Tuesday, July 14, 2015

At Koukourarata/Port Levy by John O'Connor

with Alistair Te Ariki Campbell, Helen Jacobs & Mark Pirie, June 3 2001

we parked the car by the memorial
to Taawao, the Ngapuhi missionary

which greets you as you arrive
on the final flat that horseshoes

round the bay to the wharf &
a collection of sheds & boatsheds --

it was full tide, a spring tide,
the water foreshortening the hills by

a myth or 2. we were too close
yet close enough to see. somebody

wisecracked about the gullibility
of biography -- or biographers -- as

an afterthought to thinking that
Mick Stimpson -- "Dirty Mick" -- had

humped his load of fish past here
many a time, as we turned back

& walked together towards the
cemetery beyond the gum tree

just off road, 2 gates
& you're there -- standing above the bay.

& I'd never seen the bay
so beautiful, in the winter air

smoke rising & the magpies
absent, for once, there weren't

even the usual sheep in the grave-
yard that had so disturbed

my American guest a few months before.
just Stimpson's grave at Port Levy

a bare headstone that as you say
may or may not be above the right

person. Alistair, you also said
that the mistakes don't matter

& quoted Auden on Yeats who
hadn't died in the depths of winter

but in Spain, sunny Spain, &
as we left the spot the Maori

kids ran after us, playing &
also visiting the graves, who

stopped by the gate before leaving
& washed their hands & flicked

the drops away. I
latched the gate and followed

you all downhill. & the kid
who asked were we old --

a naïve & unexpected question
which I liked & you replied to --

you later said she was the spirit
of the place. she had come

from the creek that cuts the road
& afterward went back to the

smoky yard of a Maori family's
home or bach. how do you

end a poem like this without
saying that all poems are about

love & death -- as you had?

Published with permission of HeadworX Publishers

This post today is to honour the passing of one of Christchurch and Canterbury's poetic identities, John O'Connor. John died suddenly on 12 May 2015.

John O'Connor founded the poetry magazine, plainwraps, in 1989. He has been an occasional editor of Spin, Takahe and the NZ Poetry Society's annual anthology. He was co-founder of Sudden Valley Press and Poets Group and was co-editor of the Canterbury Poets Combined Presses. He was on the committee of the Canterbury Poets Collective for twelve years, five of those as Chair.

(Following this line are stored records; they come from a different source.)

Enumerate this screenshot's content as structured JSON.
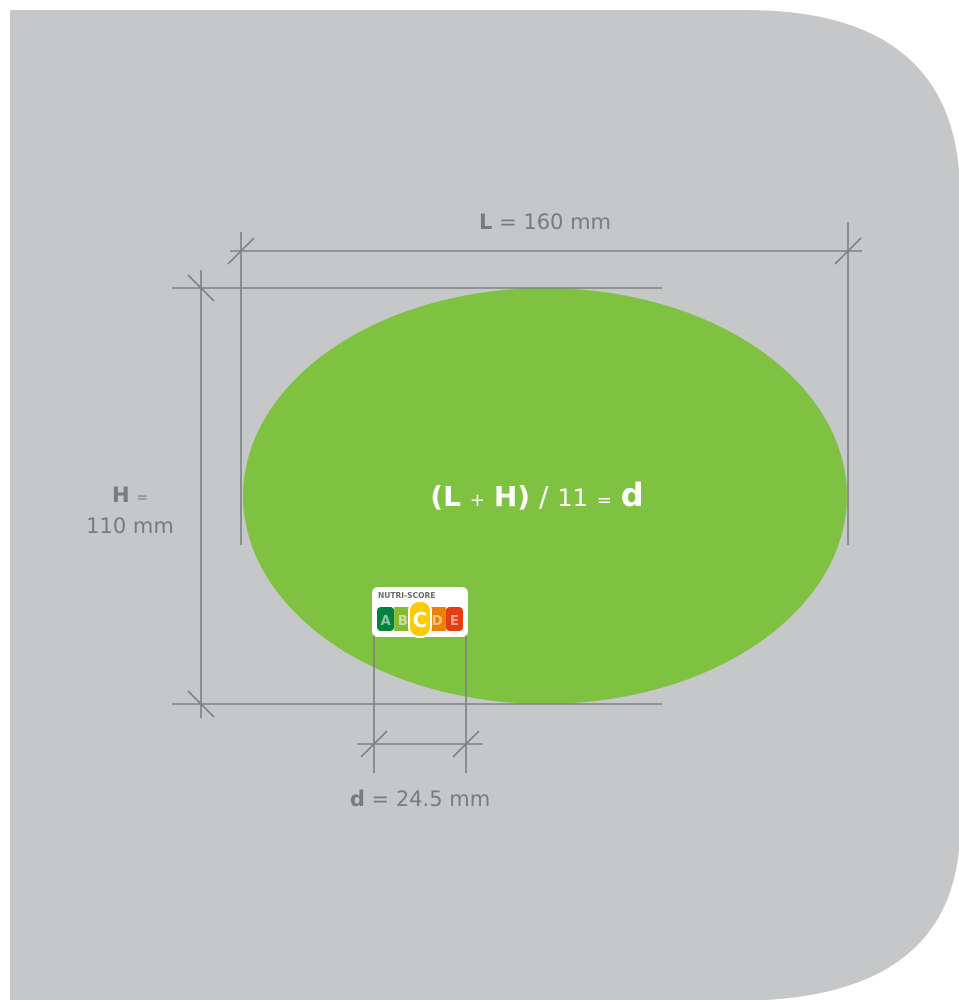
{
  "dimensions": {
    "length": {
      "symbol": "L",
      "value": "= 160 mm"
    },
    "height": {
      "symbol": "H",
      "equals": "=",
      "value": "110 mm"
    },
    "logo_size": {
      "symbol": "d",
      "value": "= 24.5 mm"
    }
  },
  "formula": {
    "open": "(L",
    "plus": "+",
    "close": "H)",
    "slash": "/",
    "divisor": "11",
    "equals": "=",
    "result": "d"
  },
  "logo": {
    "title": "NUTRI-SCORE",
    "grades": [
      "A",
      "B",
      "C",
      "D",
      "E"
    ]
  }
}
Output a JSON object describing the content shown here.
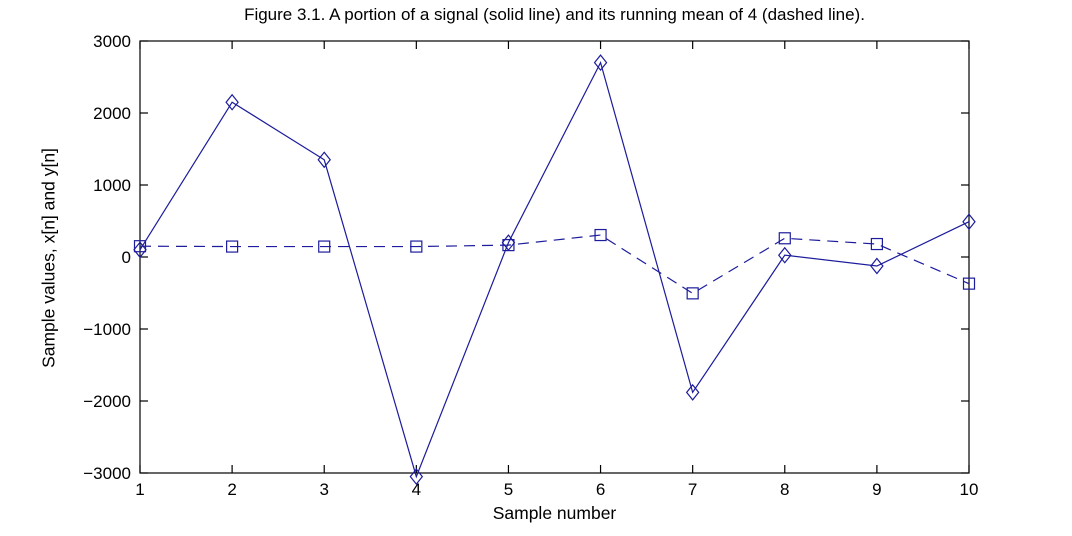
{
  "figure": {
    "background": "#ffffff",
    "axis_color": "#000000",
    "line_color": "#1c1c9c"
  },
  "chart_data": {
    "type": "line",
    "title": "Figure 3.1. A portion of a signal (solid line) and its running mean of 4 (dashed line).",
    "xlabel": "Sample number",
    "ylabel": "Sample values, x[n] and y[n]",
    "x": [
      1,
      2,
      3,
      4,
      5,
      6,
      7,
      8,
      9,
      10
    ],
    "series": [
      {
        "name": "x[n] signal (solid line)",
        "style": "solid",
        "marker": "diamond",
        "color": "#1c1c9c",
        "values": [
          100,
          2150,
          1350,
          -3050,
          200,
          2700,
          -1880,
          25,
          -125,
          490
        ]
      },
      {
        "name": "y[n] running mean of 4 (dashed line)",
        "style": "dashed",
        "marker": "square",
        "color": "#1c1c9c",
        "values": [
          150,
          145,
          145,
          145,
          165,
          305,
          -505,
          260,
          180,
          -370
        ]
      }
    ],
    "xlim": [
      1,
      10
    ],
    "ylim": [
      -3000,
      3000
    ],
    "x_ticks": [
      1,
      2,
      3,
      4,
      5,
      6,
      7,
      8,
      9,
      10
    ],
    "y_ticks": [
      3000,
      2000,
      1000,
      0,
      -1000,
      -2000,
      -3000
    ],
    "grid": false,
    "legend": "none",
    "box": true
  }
}
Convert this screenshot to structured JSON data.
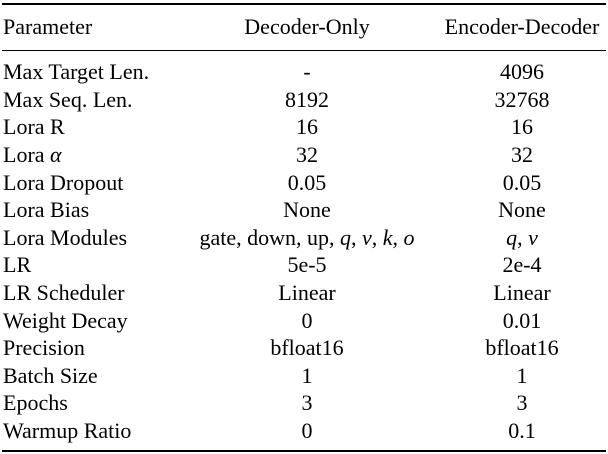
{
  "header": {
    "col1": "Parameter",
    "col2": "Decoder-Only",
    "col3": "Encoder-Decoder"
  },
  "rows": [
    {
      "param": "Max Target Len.",
      "dec": "-",
      "encdec": "4096"
    },
    {
      "param": "Max Seq. Len.",
      "dec": "8192",
      "encdec": "32768"
    },
    {
      "param": "Lora R",
      "dec": "16",
      "encdec": "16"
    },
    {
      "param_prefix": "Lora ",
      "param_math": "α",
      "dec": "32",
      "encdec": "32"
    },
    {
      "param": "Lora Dropout",
      "dec": "0.05",
      "encdec": "0.05"
    },
    {
      "param": "Lora Bias",
      "dec": "None",
      "encdec": "None"
    },
    {
      "param": "Lora Modules",
      "dec_text": "gate, down, up, ",
      "dec_math": [
        "q",
        "v",
        "k",
        "o"
      ],
      "encdec_math": [
        "q",
        "v"
      ]
    },
    {
      "param": "LR",
      "dec": "5e-5",
      "encdec": "2e-4"
    },
    {
      "param": "LR Scheduler",
      "dec": "Linear",
      "encdec": "Linear"
    },
    {
      "param": "Weight Decay",
      "dec": "0",
      "encdec": "0.01"
    },
    {
      "param": "Precision",
      "dec": "bfloat16",
      "encdec": "bfloat16"
    },
    {
      "param": "Batch Size",
      "dec": "1",
      "encdec": "1"
    },
    {
      "param": "Epochs",
      "dec": "3",
      "encdec": "3"
    },
    {
      "param": "Warmup Ratio",
      "dec": "0",
      "encdec": "0.1"
    }
  ]
}
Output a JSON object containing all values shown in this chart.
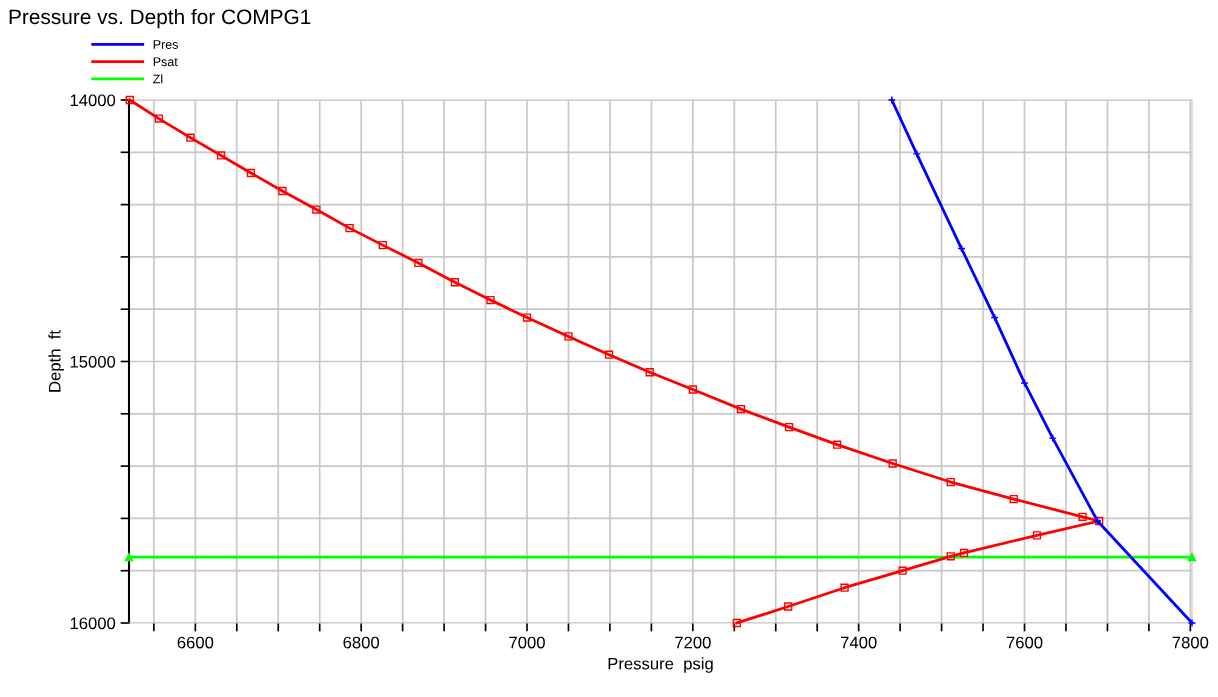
{
  "chart_data": {
    "type": "line",
    "title": "Pressure vs. Depth for COMPG1",
    "xlabel": "Pressure  psig",
    "ylabel": "Depth  ft",
    "xlim": [
      6520,
      7802
    ],
    "ylim": [
      16000,
      14000
    ],
    "xticks": [
      {
        "value": 6550,
        "label": null
      },
      6600,
      {
        "value": 6650,
        "label": null
      },
      {
        "value": 6700,
        "label": null
      },
      {
        "value": 6750,
        "label": null
      },
      6800,
      {
        "value": 6850,
        "label": null
      },
      {
        "value": 6900,
        "label": null
      },
      {
        "value": 6950,
        "label": null
      },
      7000,
      {
        "value": 7050,
        "label": null
      },
      {
        "value": 7100,
        "label": null
      },
      {
        "value": 7150,
        "label": null
      },
      7200,
      {
        "value": 7250,
        "label": null
      },
      {
        "value": 7300,
        "label": null
      },
      {
        "value": 7350,
        "label": null
      },
      7400,
      {
        "value": 7450,
        "label": null
      },
      {
        "value": 7500,
        "label": null
      },
      {
        "value": 7550,
        "label": null
      },
      7600,
      {
        "value": 7650,
        "label": null
      },
      {
        "value": 7700,
        "label": null
      },
      {
        "value": 7750,
        "label": null
      },
      7800
    ],
    "yticks": [
      14000,
      {
        "value": 14200,
        "label": null
      },
      {
        "value": 14400,
        "label": null
      },
      {
        "value": 14600,
        "label": null
      },
      {
        "value": 14800,
        "label": null
      },
      15000,
      {
        "value": 15200,
        "label": null
      },
      {
        "value": 15400,
        "label": null
      },
      {
        "value": 15600,
        "label": null
      },
      {
        "value": 15800,
        "label": null
      },
      16000
    ],
    "grid": true,
    "legend": "top left",
    "series": [
      {
        "name": "Pres",
        "color": "#0000ff",
        "marker": "cross",
        "x": [
          7440,
          7470,
          7524,
          7564,
          7600,
          7634,
          7688,
          7802
        ],
        "values": [
          14000,
          14206,
          14568,
          14832,
          15082,
          15293,
          15610,
          16000
        ]
      },
      {
        "name": "Psat",
        "color": "#ff0000",
        "marker": "square",
        "x": [
          6521,
          6556,
          6594,
          6631,
          6667,
          6705,
          6746,
          6786,
          6826,
          6869,
          6913,
          6956,
          7000,
          7050,
          7099,
          7148,
          7200,
          7258,
          7316,
          7374,
          7441,
          7511,
          7587,
          7670,
          7690,
          7615,
          7527,
          7511,
          7453,
          7383,
          7315,
          7253
        ],
        "values": [
          14000,
          14071,
          14144,
          14212,
          14279,
          14348,
          14419,
          14490,
          14555,
          14623,
          14697,
          14765,
          14832,
          14904,
          14974,
          15041,
          15107,
          15182,
          15251,
          15318,
          15390,
          15461,
          15526,
          15594,
          15610,
          15665,
          15732,
          15745,
          15800,
          15865,
          15937,
          16000
        ]
      },
      {
        "name": "Zl",
        "color": "#00ff00",
        "marker": "triangle",
        "x": [
          6520,
          7802
        ],
        "values": [
          15748,
          15748
        ]
      }
    ]
  }
}
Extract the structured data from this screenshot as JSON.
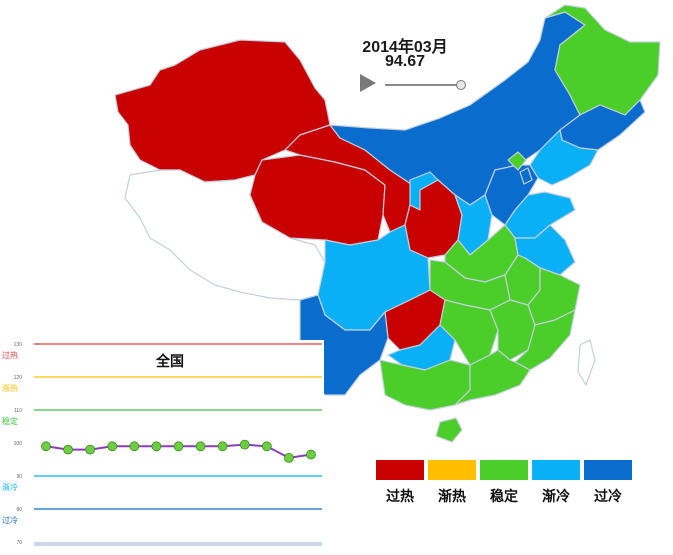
{
  "colors": {
    "overheat": "#c80000",
    "warming": "#ffbf00",
    "stable": "#4cce2a",
    "cooling": "#0ab0f5",
    "overcool": "#0a6ccc",
    "nodata": "#ffffff",
    "border": "#b9c8dc"
  },
  "header": {
    "date": "2014年03月",
    "value": "94.67"
  },
  "legend": {
    "items": [
      {
        "label": "过热",
        "color": "#c80000"
      },
      {
        "label": "渐热",
        "color": "#ffbf00"
      },
      {
        "label": "稳定",
        "color": "#4cce2a"
      },
      {
        "label": "渐冷",
        "color": "#0ab0f5"
      },
      {
        "label": "过冷",
        "color": "#0a6ccc"
      }
    ]
  },
  "map": {
    "regions": [
      {
        "name": "xinjiang",
        "status": "overheat"
      },
      {
        "name": "tibet",
        "status": "nodata"
      },
      {
        "name": "qinghai",
        "status": "overheat"
      },
      {
        "name": "gansu",
        "status": "overheat"
      },
      {
        "name": "inner-mongolia",
        "status": "overcool"
      },
      {
        "name": "heilongjiang",
        "status": "stable"
      },
      {
        "name": "jilin",
        "status": "overcool"
      },
      {
        "name": "liaoning",
        "status": "cooling"
      },
      {
        "name": "ningxia",
        "status": "cooling"
      },
      {
        "name": "shaanxi",
        "status": "overheat"
      },
      {
        "name": "shanxi",
        "status": "cooling"
      },
      {
        "name": "hebei",
        "status": "overcool"
      },
      {
        "name": "beijing",
        "status": "stable"
      },
      {
        "name": "tianjin",
        "status": "overcool"
      },
      {
        "name": "shandong",
        "status": "cooling"
      },
      {
        "name": "henan",
        "status": "stable"
      },
      {
        "name": "jiangsu",
        "status": "cooling"
      },
      {
        "name": "anhui",
        "status": "stable"
      },
      {
        "name": "hubei",
        "status": "stable"
      },
      {
        "name": "sichuan",
        "status": "cooling"
      },
      {
        "name": "chongqing",
        "status": "overheat"
      },
      {
        "name": "yunnan",
        "status": "overcool"
      },
      {
        "name": "guizhou",
        "status": "cooling"
      },
      {
        "name": "hunan",
        "status": "stable"
      },
      {
        "name": "jiangxi",
        "status": "stable"
      },
      {
        "name": "zhejiang",
        "status": "stable"
      },
      {
        "name": "fujian",
        "status": "stable"
      },
      {
        "name": "guangxi",
        "status": "stable"
      },
      {
        "name": "guangdong",
        "status": "stable"
      },
      {
        "name": "hainan",
        "status": "stable"
      },
      {
        "name": "taiwan",
        "status": "nodata"
      }
    ]
  },
  "chart_data": {
    "type": "line",
    "title": "全国",
    "ylim": [
      70,
      130
    ],
    "yticks": [
      70,
      80,
      90,
      100,
      110,
      120,
      130
    ],
    "bands": [
      {
        "label": "过热",
        "value": 130,
        "color": "#e23b3b"
      },
      {
        "label": "渐热",
        "value": 120,
        "color": "#ffbf00"
      },
      {
        "label": "稳定",
        "value": 110,
        "color": "#3ec23e"
      },
      {
        "label": "渐冷",
        "value": 90,
        "color": "#0ab0f5"
      },
      {
        "label": "过冷",
        "value": 80,
        "color": "#0a6ccc"
      }
    ],
    "series": [
      {
        "values": [
          99,
          98,
          98,
          99,
          99,
          99,
          99,
          99,
          99,
          99.5,
          99,
          95.5,
          96.5
        ]
      }
    ],
    "line_color": "#8a3cbf",
    "marker_color": "#6ccf3f"
  }
}
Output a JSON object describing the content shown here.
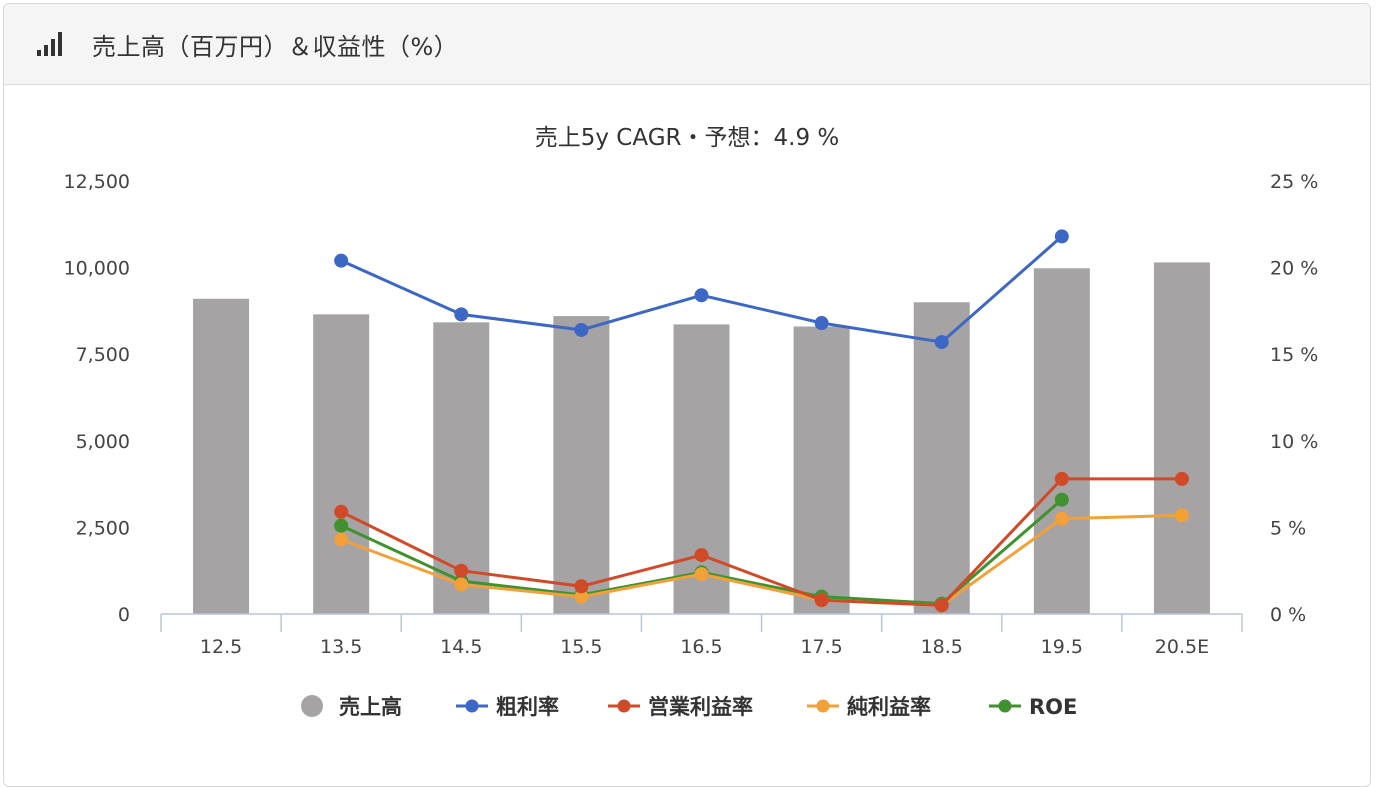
{
  "panel": {
    "title": "売上高（百万円）＆収益性（%）",
    "icon": "bar-signal-icon"
  },
  "chart_data": {
    "type": "bar",
    "subtitle": "売上5y CAGR・予想：4.9 %",
    "categories": [
      "12.5",
      "13.5",
      "14.5",
      "15.5",
      "16.5",
      "17.5",
      "18.5",
      "19.5",
      "20.5E"
    ],
    "left_axis": {
      "ylim": [
        0,
        12500
      ],
      "ticks": [
        "0",
        "2,500",
        "5,000",
        "7,500",
        "10,000",
        "12,500"
      ]
    },
    "right_axis": {
      "ylim": [
        0,
        25
      ],
      "ticks": [
        "0 %",
        "5 %",
        "10 %",
        "15 %",
        "20 %",
        "25 %"
      ]
    },
    "bar_series": {
      "name": "売上高",
      "color": "#a5a3a4",
      "values": [
        9100,
        8650,
        8420,
        8600,
        8360,
        8300,
        9000,
        9980,
        10150
      ]
    },
    "line_series": [
      {
        "name": "粗利率",
        "color": "#3d67c5",
        "values": [
          null,
          20.4,
          17.3,
          16.4,
          18.4,
          16.8,
          15.7,
          21.8,
          null
        ]
      },
      {
        "name": "営業利益率",
        "color": "#d14a28",
        "values": [
          null,
          5.9,
          2.5,
          1.6,
          3.4,
          0.8,
          0.5,
          7.8,
          7.8
        ]
      },
      {
        "name": "純利益率",
        "color": "#f2a03a",
        "values": [
          null,
          4.3,
          1.7,
          1.0,
          2.3,
          0.8,
          0.5,
          5.5,
          5.7
        ]
      },
      {
        "name": "ROE",
        "color": "#3f922e",
        "values": [
          null,
          5.1,
          1.9,
          1.1,
          2.4,
          1.0,
          0.6,
          6.6,
          null
        ]
      }
    ],
    "legend_position": "bottom",
    "grid": false
  }
}
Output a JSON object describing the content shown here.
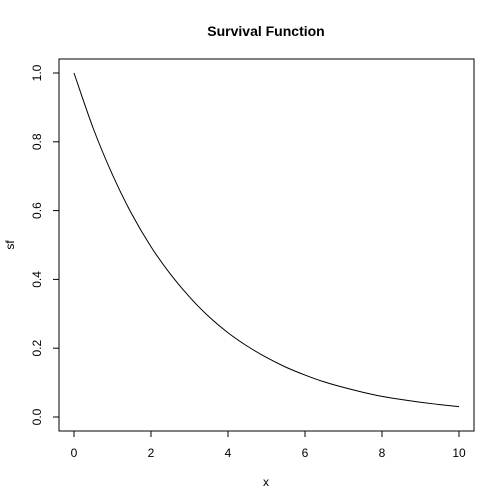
{
  "chart_data": {
    "type": "line",
    "title": "Survival Function",
    "xlabel": "x",
    "ylabel": "sf",
    "xlim": [
      0,
      10
    ],
    "ylim": [
      0,
      1
    ],
    "x_ticks": [
      0,
      2,
      4,
      6,
      8,
      10
    ],
    "y_ticks": [
      0.0,
      0.2,
      0.4,
      0.6,
      0.8,
      1.0
    ],
    "x_tick_labels": [
      "0",
      "2",
      "4",
      "6",
      "8",
      "10"
    ],
    "y_tick_labels": [
      "0.0",
      "0.2",
      "0.4",
      "0.6",
      "0.8",
      "1.0"
    ],
    "grid": false,
    "legend": "none",
    "series": [
      {
        "color": "#000000",
        "x": [
          0,
          0.5,
          1,
          1.5,
          2,
          2.5,
          3,
          3.5,
          4,
          4.5,
          5,
          5.5,
          6,
          6.5,
          7,
          7.5,
          8,
          8.5,
          9,
          9.5,
          10
        ],
        "y": [
          1.0,
          0.839,
          0.704,
          0.59,
          0.495,
          0.416,
          0.349,
          0.292,
          0.245,
          0.206,
          0.173,
          0.145,
          0.122,
          0.102,
          0.086,
          0.072,
          0.06,
          0.051,
          0.043,
          0.036,
          0.03
        ]
      }
    ]
  }
}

John's many poetry collections include Laying Autumn's Dust (Line Print, 1983), Citizen of No Mean City (Concept Publishing, 1985), As It Is (Sudden Valley Press, 1997), A Particular Context (Sudden Valley Press, 1999), Working Voices (with Eric Mould) (Hallard Press, 2003), Parts of the Moon: Selected Haiku (Post Pressed, 2007), Cornelius & Co: Collected Working Class Verse (Post Pressed, 2010), Bright the Harvest Moon (Poets Group, 2011), Aspects of Reality (HeadworX, 2013) and Whistling in the Dark (HeadworX, 2014).


Claire Beynon said...

Thank you, Andrew, for this treasure. No need for eavesdropping here - John's intimate, conversational tone invites us, the reader, right in.

Helen McKinlay said...

This fills me with such nostalgia for Christchurch and its coastline and its poets. Such sparse clear writing...with so much meaning and John's humour illuminating all. Thanks for posting this in memory of John Andrew.

Rob Allan said...

This is a lovely evocation of John in place with friends and poets. What a good choice. Rob Allan.

Jennifer Compton said...

vale john

Helen Lowe said...

This is a great choice, Andrew -- vintage O'Connor.

Jen Long said...

Loved the rich,gentle,visual imagery. Thanks.